Monsignor Bregantini in visita alla Mens Sana Campobasso, “fate canestro della vostra vita”
CAMPOBASSO - Grande ed entusiastica accoglienza ha ricevuto, lo scorso sabato, Monsignor Giancarlo Maria Bregantini, Arcivescovo della Diocesi di Campobasso-Bojano, nel Palazzetto della Nuova Comunità di Ferrazzano in occasione della sua visita alla Mens Sana Basket Campobasso ed al Ferentinum Club.
La visita, fortemente voluta da tutta la “famiglia” Mens Sana, ha rappresentato un importante momento di condivisione di intenti fra tutte le componenti che animano quotidianamente questa realtà sportiva, all’interno della quale si sono formate diverse generazioni di ragazzi.
Dopo i saluti introduttivi del Dr. Pierluigi Amoroso, in qualità di Presidente onorario del Ferentinum Club, di Maurizio Casaletto in rappresentanza dei genitori dei numerosi ragazzi che praticano attività sportiva con il solidali zio, del D.G. della Mens Sana Umberto Anzini che, dopo avere illustrato le principali attività del settore giovanile ed un breve excursus storico societario, ha presentato uno ad uno i giocatori della prima squadra, schierati in “gran uniforme” per l’occasione, la parola è passata all’illustre ospite.
Nel corso del suo intervento Monsignor Bregantini, dopo aver ricordato di avere appreso in gioventù i primi rudimenti del gioco del basket, gioco “raffinato” come lui lo ha definito, grazie ad un professore di liceo, si è soffermato sull’importanza della pratica sportiva nell’educazione e nella crescita dei giovani : “Lo sport prepara alla vita e da come si gioca, di conseguenza, si relaziona nella vita. Lo sport è bello perché insegna che non si vince da soli ma si vince insieme. E’ la squadra che vince o che perde. La società di oggi individualizza troppo i giovani. Il messaggio dello sport è estremamente positivo perchè aiuta a vivere insieme e chi è abituato a pensare, a vivere di squadra, insieme con i propri compagni e con la propria famiglia, vince la partita della vita.”
Monsignor Bregantini ha, poi, concluso il suo intervento con un’esortazione ai genitori e ragazzi presenti a proseguire con sempre maggior impegno nella pratica sportiva ed in particolare “di fare sempre canestro, di fare centro della propria vita, avendo come punti fermi nel percorso di crescita: la preghiera e lo studio”.
Principi, questi, che quotidianamente la “famiglia” Mens Sana intende perseguire insieme con i ragazzi, futuri uomini e donne oltre che atleti in divisa bianco-verde.
Capitan Tony Saccardo ha fatto dono a S.E. di un kit di materiale tecnico e di un pallone da gara autografato da tutti i giocatori della prima squadra della Mens Sana.

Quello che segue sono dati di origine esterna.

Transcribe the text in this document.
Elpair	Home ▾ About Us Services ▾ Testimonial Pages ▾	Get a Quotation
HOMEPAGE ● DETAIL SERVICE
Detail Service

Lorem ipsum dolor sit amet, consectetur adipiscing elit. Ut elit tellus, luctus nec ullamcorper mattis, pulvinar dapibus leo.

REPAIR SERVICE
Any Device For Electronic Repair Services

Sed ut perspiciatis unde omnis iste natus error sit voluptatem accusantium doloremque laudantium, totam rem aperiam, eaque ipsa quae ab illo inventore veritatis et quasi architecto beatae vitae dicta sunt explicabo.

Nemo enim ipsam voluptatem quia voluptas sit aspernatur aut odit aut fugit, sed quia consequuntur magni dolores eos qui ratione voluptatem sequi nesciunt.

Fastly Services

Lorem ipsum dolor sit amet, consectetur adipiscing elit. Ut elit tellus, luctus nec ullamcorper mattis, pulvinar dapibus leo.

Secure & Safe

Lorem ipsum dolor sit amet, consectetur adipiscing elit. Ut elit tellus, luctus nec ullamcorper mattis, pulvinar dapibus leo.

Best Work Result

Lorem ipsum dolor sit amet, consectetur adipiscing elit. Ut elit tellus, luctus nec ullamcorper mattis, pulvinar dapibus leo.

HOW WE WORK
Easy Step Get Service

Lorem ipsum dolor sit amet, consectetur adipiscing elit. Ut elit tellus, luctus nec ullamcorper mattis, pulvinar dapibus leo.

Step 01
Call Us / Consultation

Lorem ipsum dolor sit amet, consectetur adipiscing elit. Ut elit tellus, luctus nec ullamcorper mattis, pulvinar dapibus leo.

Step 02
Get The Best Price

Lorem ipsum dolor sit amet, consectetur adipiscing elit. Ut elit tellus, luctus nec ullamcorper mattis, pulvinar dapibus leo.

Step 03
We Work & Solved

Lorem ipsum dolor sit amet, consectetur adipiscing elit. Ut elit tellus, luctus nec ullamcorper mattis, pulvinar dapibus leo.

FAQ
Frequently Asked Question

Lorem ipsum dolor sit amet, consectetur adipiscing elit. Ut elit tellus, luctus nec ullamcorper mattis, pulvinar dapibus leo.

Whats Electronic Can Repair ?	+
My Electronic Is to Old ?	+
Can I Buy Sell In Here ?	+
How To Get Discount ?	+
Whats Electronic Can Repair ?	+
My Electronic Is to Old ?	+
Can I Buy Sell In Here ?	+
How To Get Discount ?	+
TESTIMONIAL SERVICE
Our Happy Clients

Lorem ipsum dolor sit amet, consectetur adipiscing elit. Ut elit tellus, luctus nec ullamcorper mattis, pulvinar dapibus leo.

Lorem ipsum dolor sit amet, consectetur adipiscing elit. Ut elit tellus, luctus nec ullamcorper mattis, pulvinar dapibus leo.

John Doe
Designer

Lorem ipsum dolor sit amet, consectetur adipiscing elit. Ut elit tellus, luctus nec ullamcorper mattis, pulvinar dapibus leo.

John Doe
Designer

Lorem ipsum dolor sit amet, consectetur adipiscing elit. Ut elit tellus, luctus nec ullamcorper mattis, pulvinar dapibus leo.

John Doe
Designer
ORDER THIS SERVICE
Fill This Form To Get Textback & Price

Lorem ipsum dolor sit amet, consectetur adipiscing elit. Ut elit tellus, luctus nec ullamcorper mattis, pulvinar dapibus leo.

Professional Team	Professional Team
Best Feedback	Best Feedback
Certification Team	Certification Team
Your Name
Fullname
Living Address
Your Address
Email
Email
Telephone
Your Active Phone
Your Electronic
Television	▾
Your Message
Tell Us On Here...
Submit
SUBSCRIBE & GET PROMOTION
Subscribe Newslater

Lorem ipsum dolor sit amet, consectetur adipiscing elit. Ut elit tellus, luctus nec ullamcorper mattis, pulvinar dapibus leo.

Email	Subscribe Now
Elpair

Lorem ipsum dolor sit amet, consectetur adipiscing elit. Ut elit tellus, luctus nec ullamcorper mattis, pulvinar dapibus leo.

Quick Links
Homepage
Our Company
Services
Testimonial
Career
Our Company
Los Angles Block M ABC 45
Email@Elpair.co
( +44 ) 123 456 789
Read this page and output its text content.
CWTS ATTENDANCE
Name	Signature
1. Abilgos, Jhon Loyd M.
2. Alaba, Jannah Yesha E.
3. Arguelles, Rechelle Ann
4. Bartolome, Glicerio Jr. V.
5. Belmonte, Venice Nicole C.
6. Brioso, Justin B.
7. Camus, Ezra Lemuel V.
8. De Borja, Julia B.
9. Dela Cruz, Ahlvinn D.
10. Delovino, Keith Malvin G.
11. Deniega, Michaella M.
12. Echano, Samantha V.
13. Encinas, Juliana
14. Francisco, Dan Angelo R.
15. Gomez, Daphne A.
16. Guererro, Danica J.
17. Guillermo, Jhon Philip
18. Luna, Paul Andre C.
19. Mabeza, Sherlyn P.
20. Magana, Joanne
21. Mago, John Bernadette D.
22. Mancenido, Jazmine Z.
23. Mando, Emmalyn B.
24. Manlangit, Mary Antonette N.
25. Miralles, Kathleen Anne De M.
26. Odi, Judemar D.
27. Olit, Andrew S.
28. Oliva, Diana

Prima di congedarsi, monsignor Bregantini si è intrattenuto simpaticamente palleggiando e tirando alcuni tiri a canestro, dando sfoggio della tecnica cestistica appresa in gioventù.
L’appuntamento con S.E. è fissato per la presentazione del “Codice Etico della Mens Sana” che, come da lui stesso promesso, conterrà anche un suo personale messaggio introduttivo benaugurante. Il percorso tracciato dalla dirigenza prosegue a vele spiegate.